Uwaga! Ofiarami mogą być także w pełni zaktualizowane Windowsy, bo Petya przechwytuje hasła administracyjne i próbuje przejąć kontrolę nad kontrolerami domeny, a następnie z tego poziomu się rozprzestrzenia na inne stacje robocze z wykorzystaniem PSEXEC i WMIC.

Wynika z tego, że ostatnie zdanie jest nie do końca prawdziwe.


Część III - Kilka technicznych aspektów Cyberbezpieczeństwa

Zupełnie jakby ten rozdział napisała właściwa osoba na właściwym miejscu. Nie mam tutaj za dużo do dodania.

Podstawowe klasy nadużyć w sieci

Sam nigdy nie słyszałem o tym, by porty sprawdzać Telnetem. Chyba że chodzi o to, by np. sprawdzać po kolei pojedynczo porty za pomocą klientów FTP, SSH, itd., co wydaje się jeszcze głupsze. Mój kolega o czymś takim faktycznie słyszał, ciekawe.

Dalej wspomniano o automatycznych skanerach - domyślam się, że chodzi o m.in. Nmapa. Można było o nim wspomnieć od razu, ale to tylko moja sugestia.

Protokoły uwierzytelniające – szyfrowanie

Jedyne co mogę tutaj zarzucić, to trochę mała przystępność przedstawienia tego zagadnienia. Skróty nie są niestety wyjaśnione i wielu rzeczy należy się domyślać lub korzystać z "chłopskiego rozumu".

I to by było na tyle, jeżeli chodzi o ten dokument.

Na deserek - Facebook

CyberSkiller część wiedzy przekazuje też za pomocą swojej strony na Facebooku. Przeprowadziłem zatem analizę ich postów i niestety zauważyłem zbieżność z tym, co zostało umieszczone w PDFie.

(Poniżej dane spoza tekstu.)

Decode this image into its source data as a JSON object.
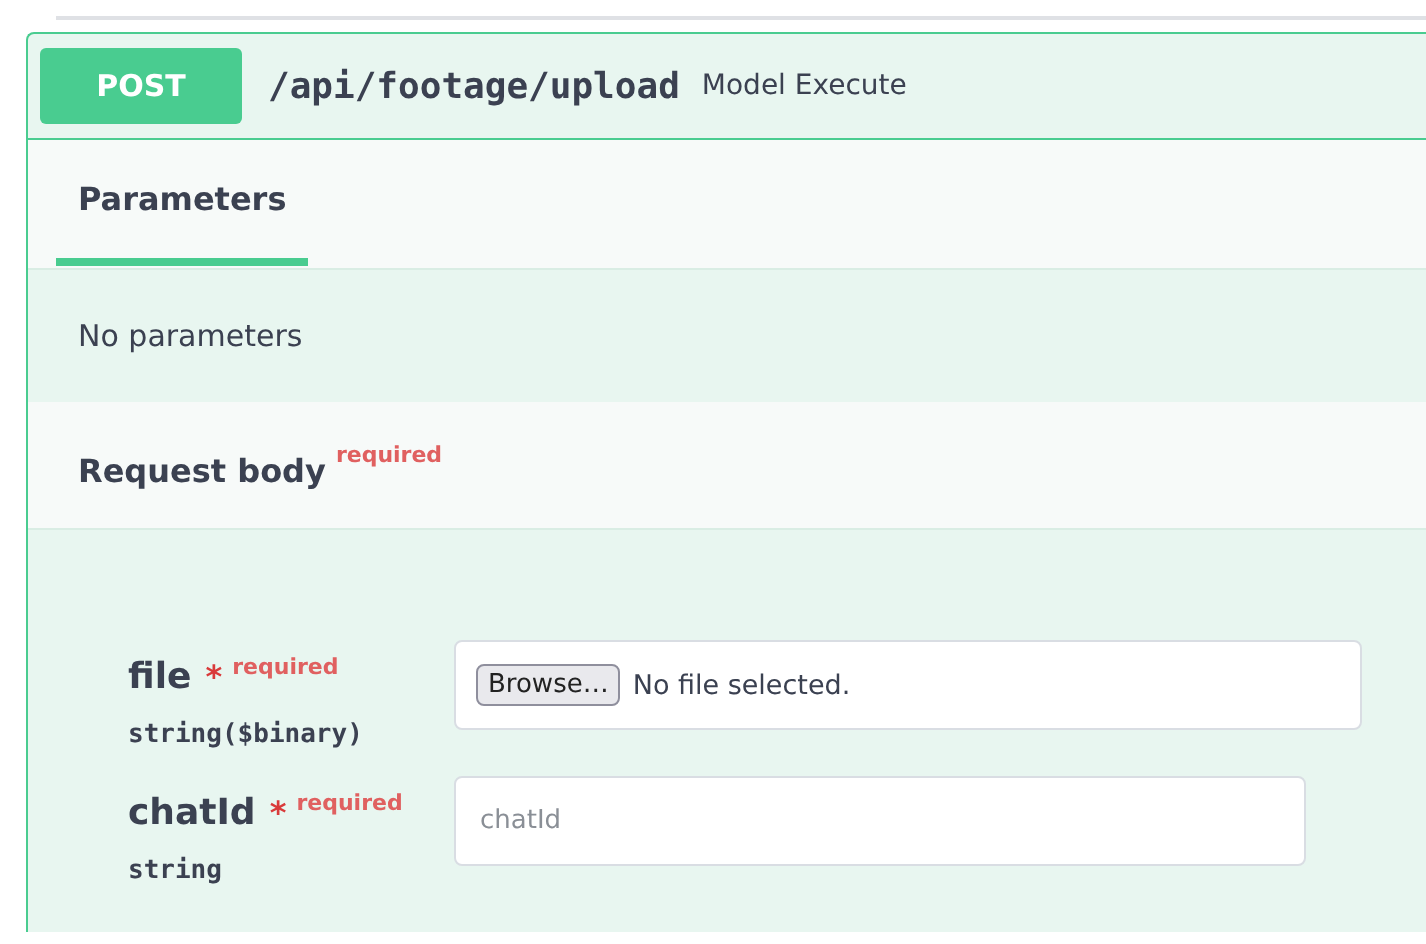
{
  "operation": {
    "method": "POST",
    "path": "/api/footage/upload",
    "summary": "Model Execute"
  },
  "tabs": [
    {
      "label": "Parameters",
      "selected": true
    }
  ],
  "parameters_message": "No parameters",
  "request_body": {
    "title": "Request body",
    "required_label": "required",
    "fields": [
      {
        "kind": "file",
        "name": "file",
        "required_mark": "*",
        "required_label": "required",
        "type": "string($binary)",
        "button": "Browse…",
        "status": "No file selected."
      },
      {
        "kind": "text",
        "name": "chatId",
        "required_mark": "*",
        "required_label": "required",
        "type": "string",
        "placeholder": "chatId"
      }
    ]
  }
}
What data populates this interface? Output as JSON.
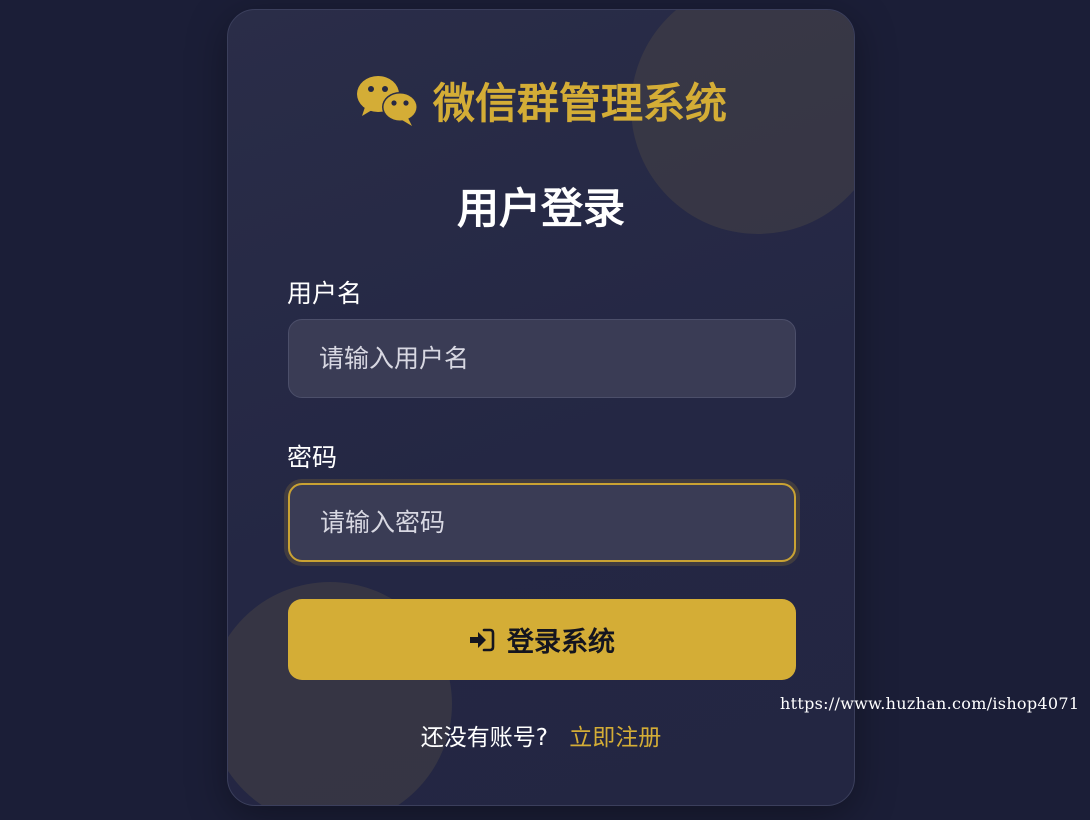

Ale pośród rzadko umieszczanych tam wycinków z tego dokumentu, można znaleźć całkiem sporo rzetelnej wiedzy i materiałów. Czyli jednak się da!


Podsumowanie

Wygląda na to, że ktoś się nie przyłożył do tego dokumentu. Szkoda - przecież cała reszta konkursu wygląda fajnie - platforma z zadaniami, kursy i podcasty trzymają poziom! Dlaczego więc te Materiały do konkursu są napisane tak nierówno, czasami powielając przestarzałą wiedzę?

Wiem, że niektórych rzeczy nie musiałem się czepiać, a jednak coś nie dawało mi spokoju. Ta "nierówność w jakości" między jednym akapitem a drugim, a także ta w kontekście całego konkursu jest zagadkowa. Nie dawało mi to spokoju, więc po to powstał niniejszy artykuł.

Mam nadzieję, że nie zostanę źle odebrany przez organizatorów konkursu, ani przez cytowane przeze mnie źródła. Ja tylko chcę, żeby w sieci było bezpieczniej, a ludziom - żyło się lepiej.